As a self-described “dreamer, hustler and leader”, Dare Okoudjou heads up MFS Africa, one of the continent’s largest mobile payment platforms. Currently, it’s seen as the best gateway to send money to mobile wallets in Africa. The company covers 180 million mobile money recipients across all major networks. Their mission? To develop and distribute tailored yet scalable mobile financial solutions to underserved markets across Africa. MFS Africa is unique in that it connects mobile money systems to each other and to money transfer organisations, banks and other financial institutions, enabling money remittances to and from mobile money accounts.

Tell us more about your growth journey with MFS Africa.

I would characterise my growth journey – and that of the company itself – in three stages: Dreamer, hustler and leader. As a small team of dreamers, all we really had were a vision and belief that the average African consumer needed a full suite of payment and banking solutions accessible from their mobile wallet, whatever the network, whatever the country. But how do you make that universal solution work for such a fragmented market? We assembled the right core team of dreamers to bring the vision to reality.

Before we knew it, we were hustlers — armed with a product and passion, we started chasing opportunities in every direction. We introduced cutting-edge, first-in-class mobile financial services across Africa, and sealed deals with the continent’s largest names in mobile telecoms and financial services. With a lot of blood, sweat, tears – and especially creativity – we built Africa’s largest digital payments platform. Today, I’m proud to say that we’re leaders. Our growth has been dizzying, both in terms of key metrics – such as partners connected and transaction value processed – but also in terms of headcount and budget. Now we face challenges that are beyond the scope of the dreamer and ill-suited to the hustler mindset.

Do you think creativity and business go hand in hand?

I can’t think of a single business today that doesn’t rely on creativity, whether in the design of the product or service itself, the systems and technology that support that product or service, or in the delivery and marketing to the end consumer. Especially in the African context, where we can’t take for granted the homogeneity of customer needs and smooth infrastructure that is often assumed elsewhere. Our diversity of client profiles, infrastructure challenges and multilingual environments mean that creativity is critical for any business to succeed at scale.

How does technology affect your creative processes?

Our business is at the cutting edge of mobile payments technology and we’ve seen a number of transformations in the last five to 10 years. In the early years (we got started in 2010), our main creative problem-solving challenges were around some of the clunkier elements of telecoms infrastructure — for instance, designing a service that could withstand latency on multiple different client platforms, while delivering a unified user experience — all on a USSD menu and without timing out.
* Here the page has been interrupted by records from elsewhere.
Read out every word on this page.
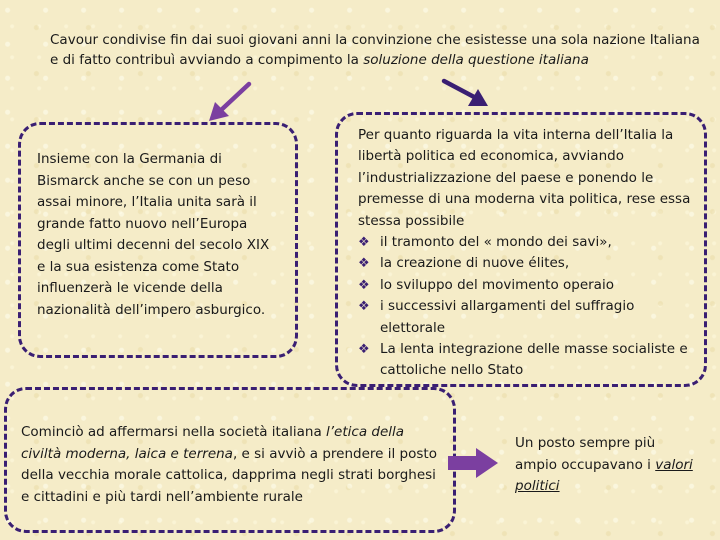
Cavour condivise fin dai suoi giovani anni la convinzione che esistesse una sola nazione Italiana e di fatto contribuì avviando a compimento la soluzione della questione italiana

Insieme con la Germania di Bismarck anche se con un peso assai minore, l’Italia unita sarà il grande fatto nuovo nell’Europa degli ultimi decenni del secolo XIX e la sua esistenza come Stato influenzerà le vicende della nazionalità dell’impero asburgico.

Per quanto riguarda la vita interna dell’Italia la libertà politica ed economica, avviando l’industrializzazione del paese e ponendo le premesse di una moderna vita politica, rese essa stessa possibile

❖ il tramonto del « mondo dei savi»,
❖ la creazione di nuove élites,
❖ lo sviluppo del movimento operaio
❖ i successivi allargamenti del suffragio elettorale
❖ La lenta integrazione delle masse socialiste e cattoliche nello Stato

Cominciò ad affermarsi nella società italiana l’etica della civiltà moderna, laica e terrena, e si avviò a prendere il posto della vecchia morale cattolica, dapprima negli strati borghesi e cittadini e più tardi nell’ambiente rurale

Un posto sempre più ampio occupavano i valori politici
These days, the core functionalities of mobile money are becoming more and more harmonised so some of these fundamental challenges have fallen away. This has allowed us to focus our creativity on solving more complex problems and more sophisticated products.

Telecommunications technology has also changed customer expectations. National borders are no longer relevant limitations on communication, entertainment, and media, and we may even struggle to remember that they used to be. We’re striving to bring that same seamlessness to payments and financial services — to truly make borders immaterial. This requires constant re-evaluating of assumed constraints and re-imagining of solutions.
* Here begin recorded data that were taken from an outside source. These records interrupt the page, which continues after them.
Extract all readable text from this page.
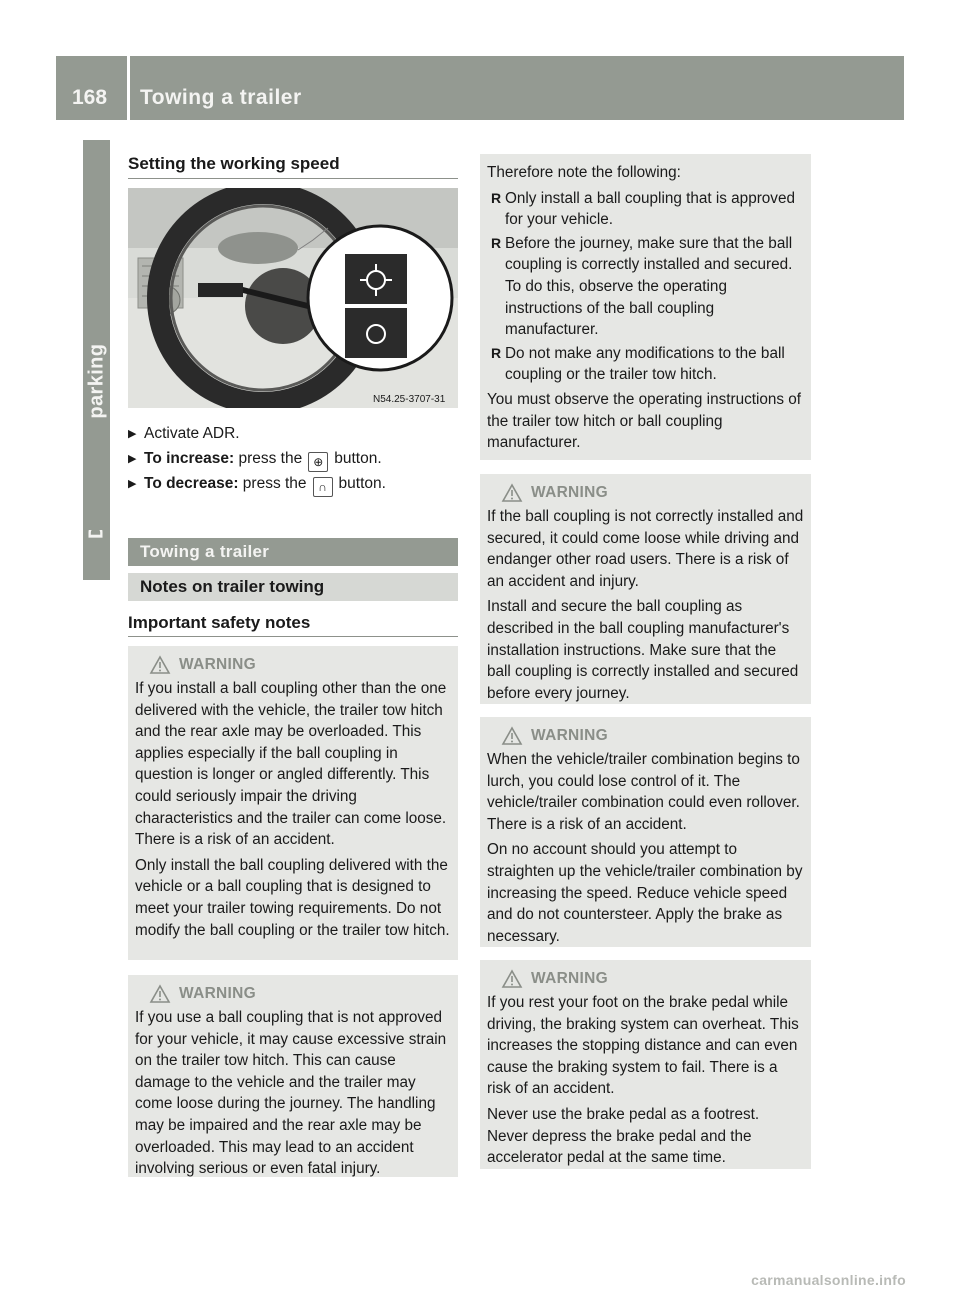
168 Towing a trailer
Setting the working speed
N54.25-3707-31
▶ Activate ADR.
▶ To increase: press the ⊕ button.
▶ To decrease: press the ∩ button.
Towing a trailer
Notes on trailer towing
Important safety notes
WARNING

If you install a ball coupling other than the one delivered with the vehicle, the trailer tow hitch and the rear axle may be overloaded. This applies especially if the ball coupling in question is longer or angled differently. This could seriously impair the driving characteristics and the trailer can come loose. There is a risk of an accident.

Only install the ball coupling delivered with the vehicle or a ball coupling that is designed to meet your trailer towing requirements. Do not modify the ball coupling or the trailer tow hitch.

WARNING

If you use a ball coupling that is not approved for your vehicle, it may cause excessive strain on the trailer tow hitch. This can cause damage to the vehicle and the trailer may come loose during the journey. The handling may be impaired and the rear axle may be overloaded. This may lead to an accident involving serious or even fatal injury.

Therefore note the following:

R Only install a ball coupling that is approved for your vehicle.
R Before the journey, make sure that the ball coupling is correctly installed and secured. To do this, observe the operating instructions of the ball coupling manufacturer.
R Do not make any modifications to the ball coupling or the trailer tow hitch.

You must observe the operating instructions of the trailer tow hitch or ball coupling manufacturer.

WARNING

If the ball coupling is not correctly installed and secured, it could come loose while driving and endanger other road users. There is a risk of an accident and injury.

Install and secure the ball coupling as described in the ball coupling manufacturer's installation instructions. Make sure that the ball coupling is correctly installed and secured before every journey.

WARNING

When the vehicle/trailer combination begins to lurch, you could lose control of it. The vehicle/trailer combination could even rollover. There is a risk of an accident.

On no account should you attempt to straighten up the vehicle/trailer combination by increasing the speed. Reduce vehicle speed and do not countersteer. Apply the brake as necessary.

WARNING

If you rest your foot on the brake pedal while driving, the braking system can overheat. This increases the stopping distance and can even cause the braking system to fail. There is a risk of an accident.

Never use the brake pedal as a footrest. Never depress the brake pedal and the accelerator pedal at the same time.

carmanualsonline.info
How does creativity add to a company’s authenticity?

We value creativity in problem solving when it is anchored in empathy — empathy for our end user. We are tackling a complex and important challenge — how do we bring the global digital economy to the most financially and technologically marginalised users? As someone who has lived all sides of the remittances experience personally, the problems we are tackling are not abstract to me. This means that I find it easy to empathise with the end user and eventually see creative solutions that others less close to these experiences may miss.

One of our strengths and sources of authenticity and creativity at MFS Africa is the diversity of our staff. We are a truly pan-African company with 22 nationalities represented on the team and well over 25 languages spoken. Almost everyone has experienced remittances firsthand, as well as the experience of being a foreigner somewhere. The humility of struggling to express yourself and grit that comes with having to figure things out in a new environment — these are critical elements to our creative and authentic perspective as a company.